Her routine appointment turned into the dreaded diagnosis: Breast cancer.

“I had my two kids in the room with me, so I was trying to hold it together for their sake,” she said. “It was scary.”

The first surgeon recommended a lumpectomy, but her husband, an X-ray and Cat Scan technician at Sierra Surgery, urged her to get a second opinion.

“We knew because of my age we just wanted to be aggressive,” she said.

She received her diagnosis on May 30, 2014, and on June 11, she went in for a double mastectomy.

“The hardest time was waiting,” she said. “I knew I had this thing in my body that was killing me and I couldn’t get it out.
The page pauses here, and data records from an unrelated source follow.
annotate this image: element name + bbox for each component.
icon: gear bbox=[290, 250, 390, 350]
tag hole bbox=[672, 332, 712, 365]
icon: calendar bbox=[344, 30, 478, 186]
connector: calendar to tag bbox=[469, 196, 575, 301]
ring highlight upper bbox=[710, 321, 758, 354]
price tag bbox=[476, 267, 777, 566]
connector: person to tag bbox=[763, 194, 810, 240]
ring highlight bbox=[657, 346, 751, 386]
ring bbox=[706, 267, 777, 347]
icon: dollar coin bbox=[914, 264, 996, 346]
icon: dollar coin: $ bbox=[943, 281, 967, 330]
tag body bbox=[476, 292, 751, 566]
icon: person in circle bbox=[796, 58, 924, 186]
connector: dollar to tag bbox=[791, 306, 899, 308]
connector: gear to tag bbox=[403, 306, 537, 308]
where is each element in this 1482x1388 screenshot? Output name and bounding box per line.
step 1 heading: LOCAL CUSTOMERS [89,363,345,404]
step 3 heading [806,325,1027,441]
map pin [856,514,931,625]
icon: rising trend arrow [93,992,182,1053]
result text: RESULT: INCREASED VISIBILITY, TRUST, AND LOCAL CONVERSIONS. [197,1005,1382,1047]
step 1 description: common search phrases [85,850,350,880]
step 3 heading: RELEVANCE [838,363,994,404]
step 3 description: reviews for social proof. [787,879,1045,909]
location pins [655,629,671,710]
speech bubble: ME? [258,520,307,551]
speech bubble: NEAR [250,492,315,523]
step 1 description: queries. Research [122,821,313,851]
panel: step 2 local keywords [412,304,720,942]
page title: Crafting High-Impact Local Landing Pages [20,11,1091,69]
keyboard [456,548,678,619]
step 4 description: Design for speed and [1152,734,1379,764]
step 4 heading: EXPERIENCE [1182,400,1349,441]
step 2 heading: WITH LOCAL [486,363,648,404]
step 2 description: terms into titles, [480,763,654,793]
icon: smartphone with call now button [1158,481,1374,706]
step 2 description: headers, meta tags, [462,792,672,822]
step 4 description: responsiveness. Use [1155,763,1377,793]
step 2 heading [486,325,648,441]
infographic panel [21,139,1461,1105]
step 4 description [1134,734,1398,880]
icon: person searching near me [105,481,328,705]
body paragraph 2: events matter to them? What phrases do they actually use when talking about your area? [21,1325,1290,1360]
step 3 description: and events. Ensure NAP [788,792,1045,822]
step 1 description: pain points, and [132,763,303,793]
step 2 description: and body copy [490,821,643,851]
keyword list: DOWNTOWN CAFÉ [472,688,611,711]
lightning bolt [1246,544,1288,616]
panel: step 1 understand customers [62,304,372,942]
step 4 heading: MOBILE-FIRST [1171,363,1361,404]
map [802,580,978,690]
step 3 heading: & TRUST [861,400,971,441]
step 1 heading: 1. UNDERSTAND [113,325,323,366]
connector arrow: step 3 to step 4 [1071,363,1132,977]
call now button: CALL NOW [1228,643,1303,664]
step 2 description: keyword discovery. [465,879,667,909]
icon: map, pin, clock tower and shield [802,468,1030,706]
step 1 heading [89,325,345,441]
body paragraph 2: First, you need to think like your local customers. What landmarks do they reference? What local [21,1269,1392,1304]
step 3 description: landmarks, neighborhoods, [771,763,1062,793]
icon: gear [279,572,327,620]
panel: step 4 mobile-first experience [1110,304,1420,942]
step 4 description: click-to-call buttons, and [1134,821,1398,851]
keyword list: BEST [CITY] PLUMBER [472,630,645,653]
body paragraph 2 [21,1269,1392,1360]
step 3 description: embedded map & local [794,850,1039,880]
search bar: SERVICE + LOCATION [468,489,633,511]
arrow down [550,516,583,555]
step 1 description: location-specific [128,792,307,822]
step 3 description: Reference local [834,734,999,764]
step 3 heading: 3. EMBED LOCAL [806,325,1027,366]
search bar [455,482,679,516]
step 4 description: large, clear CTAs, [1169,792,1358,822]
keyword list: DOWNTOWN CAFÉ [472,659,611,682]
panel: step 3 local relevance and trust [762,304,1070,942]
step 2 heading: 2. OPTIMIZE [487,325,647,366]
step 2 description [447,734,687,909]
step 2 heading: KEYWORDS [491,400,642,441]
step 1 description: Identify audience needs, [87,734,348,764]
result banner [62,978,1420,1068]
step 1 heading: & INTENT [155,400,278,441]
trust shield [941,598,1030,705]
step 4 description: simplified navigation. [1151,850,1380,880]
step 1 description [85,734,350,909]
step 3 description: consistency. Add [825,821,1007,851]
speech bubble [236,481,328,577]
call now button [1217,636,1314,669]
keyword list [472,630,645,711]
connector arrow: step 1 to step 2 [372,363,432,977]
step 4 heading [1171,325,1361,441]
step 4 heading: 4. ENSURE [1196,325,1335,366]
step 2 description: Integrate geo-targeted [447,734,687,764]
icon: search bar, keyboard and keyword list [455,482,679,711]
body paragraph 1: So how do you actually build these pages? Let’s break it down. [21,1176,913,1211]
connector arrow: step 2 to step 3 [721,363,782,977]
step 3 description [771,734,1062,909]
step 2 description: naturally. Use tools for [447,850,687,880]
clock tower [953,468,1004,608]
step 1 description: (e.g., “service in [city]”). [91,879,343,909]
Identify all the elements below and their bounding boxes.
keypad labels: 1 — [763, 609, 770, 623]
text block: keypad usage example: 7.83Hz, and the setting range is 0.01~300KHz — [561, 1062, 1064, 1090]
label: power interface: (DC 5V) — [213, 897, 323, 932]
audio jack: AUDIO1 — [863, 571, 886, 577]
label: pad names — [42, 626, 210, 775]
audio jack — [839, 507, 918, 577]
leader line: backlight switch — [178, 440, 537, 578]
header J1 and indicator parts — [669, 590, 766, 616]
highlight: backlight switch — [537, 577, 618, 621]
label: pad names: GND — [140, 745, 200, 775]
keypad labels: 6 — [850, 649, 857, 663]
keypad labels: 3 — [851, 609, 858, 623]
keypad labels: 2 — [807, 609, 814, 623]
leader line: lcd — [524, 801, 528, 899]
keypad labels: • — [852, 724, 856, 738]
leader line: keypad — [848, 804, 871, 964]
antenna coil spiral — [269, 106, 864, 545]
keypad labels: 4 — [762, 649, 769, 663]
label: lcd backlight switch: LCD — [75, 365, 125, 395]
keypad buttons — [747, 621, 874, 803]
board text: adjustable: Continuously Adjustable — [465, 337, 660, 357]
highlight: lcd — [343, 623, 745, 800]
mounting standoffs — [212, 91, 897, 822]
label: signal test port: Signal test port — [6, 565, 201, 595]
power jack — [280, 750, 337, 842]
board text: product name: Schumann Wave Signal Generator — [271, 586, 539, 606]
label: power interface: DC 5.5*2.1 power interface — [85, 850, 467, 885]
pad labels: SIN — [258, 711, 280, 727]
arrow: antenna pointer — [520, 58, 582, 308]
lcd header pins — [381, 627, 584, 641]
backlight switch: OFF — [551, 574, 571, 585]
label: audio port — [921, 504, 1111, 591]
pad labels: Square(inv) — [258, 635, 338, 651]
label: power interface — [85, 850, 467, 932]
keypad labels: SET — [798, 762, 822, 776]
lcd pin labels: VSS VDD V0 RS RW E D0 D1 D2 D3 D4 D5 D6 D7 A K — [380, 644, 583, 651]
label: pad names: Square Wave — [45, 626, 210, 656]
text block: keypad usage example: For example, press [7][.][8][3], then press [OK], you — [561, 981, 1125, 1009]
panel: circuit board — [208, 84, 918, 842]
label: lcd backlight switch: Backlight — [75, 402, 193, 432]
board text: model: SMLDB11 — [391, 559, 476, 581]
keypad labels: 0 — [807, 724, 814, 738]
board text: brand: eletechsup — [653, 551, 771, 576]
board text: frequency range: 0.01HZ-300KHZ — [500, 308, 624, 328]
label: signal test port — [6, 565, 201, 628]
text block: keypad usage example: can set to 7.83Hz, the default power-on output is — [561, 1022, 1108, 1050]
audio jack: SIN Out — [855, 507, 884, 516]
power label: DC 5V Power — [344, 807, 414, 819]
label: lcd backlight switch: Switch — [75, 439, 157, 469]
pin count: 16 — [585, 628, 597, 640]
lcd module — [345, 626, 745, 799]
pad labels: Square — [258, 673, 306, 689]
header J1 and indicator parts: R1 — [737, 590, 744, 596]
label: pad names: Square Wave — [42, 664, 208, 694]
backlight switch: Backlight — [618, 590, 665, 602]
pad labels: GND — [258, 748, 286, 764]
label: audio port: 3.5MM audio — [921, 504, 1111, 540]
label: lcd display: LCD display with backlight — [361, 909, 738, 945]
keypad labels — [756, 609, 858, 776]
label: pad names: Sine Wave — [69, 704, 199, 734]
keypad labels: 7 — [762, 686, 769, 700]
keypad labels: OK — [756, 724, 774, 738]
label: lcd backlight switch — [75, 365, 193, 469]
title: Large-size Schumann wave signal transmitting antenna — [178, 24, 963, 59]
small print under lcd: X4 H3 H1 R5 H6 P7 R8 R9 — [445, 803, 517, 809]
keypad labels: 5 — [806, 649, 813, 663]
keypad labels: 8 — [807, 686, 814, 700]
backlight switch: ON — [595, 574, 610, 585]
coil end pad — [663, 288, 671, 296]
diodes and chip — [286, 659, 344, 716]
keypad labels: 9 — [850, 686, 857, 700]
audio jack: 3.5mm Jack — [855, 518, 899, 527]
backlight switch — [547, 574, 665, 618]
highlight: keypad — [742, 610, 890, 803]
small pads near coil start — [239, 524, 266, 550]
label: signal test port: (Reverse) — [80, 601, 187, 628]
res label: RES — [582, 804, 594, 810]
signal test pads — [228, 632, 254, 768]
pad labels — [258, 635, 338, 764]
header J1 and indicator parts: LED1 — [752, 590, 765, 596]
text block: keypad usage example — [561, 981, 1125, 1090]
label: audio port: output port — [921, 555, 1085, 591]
And I was lucky, I got in quicker than a lot of people.”

Her main concern remained her children.

“The worst part was it was summertime — my daughter was in soccer camp — and I just didn’t want my kids to suffer,” she said.

During her chemotherapy July 21-Dec. 10, she took her children along to most appointments.

“I wanted them to know it wasn’t a scary thing,” Clubb said. “It was just part of my getting better. I wanted to show them how strong you can be.”

Other patients would often comment, “I don’t know how you do it with the little ones,” Clubb said. “I would say, ‘I don’t know how you do it without them.’”

Her family and in-laws came down from Washington and Oregon, where she and her husband lived before they moved to Carson City seven years ago.

Her mom brought a travel trailer down to live in while Clubb went through treatments.

“They were participants in my fight,” she said. “It was like the troops rallied. We were at war. Everyone was there.”

Once her chemo treatments were complete, she started on Herceptin, which reduced the risk of cancer recurrence. She had the port in her chest for that treatment removed Monday. Her last treatment will be Oct. 21.

Blood tests show she’s now cancer free.

Clubb, 34, has since undergone reconstructive surgery as well, and her hair is growing back. She’s even picked up fly fishing as a new hobby she can enjoy with her husband.

“I’m moving on. I’m looking at what else there is for me,” she said. “Things I might have been timid about before, now I’m like, why not? Have as many good days as you can. Revel in the little stuff.”

She often speaks, both formally and informally, about her cancer diagnosis, urging women to get checked regardless of age — even if they’re breast feeding. She shares with other patients her choice of treatment, but is quick to point out there is no one right answer.

“It’s amazing all the women I’ve met, we have different forms of treatment,” she said. “It’s interesting how you can have 16 different women in a room and we all have different treatments. It’s all individualized. It’s phenomenal.”

She left Friday for a women’s soccer tournament in California this weekend and planned to run her first half-marathon in November.

“When I feel strong physically, it reminds me that I’m bigger than cancer,” she said. “No matter what, it can’t defeat us.”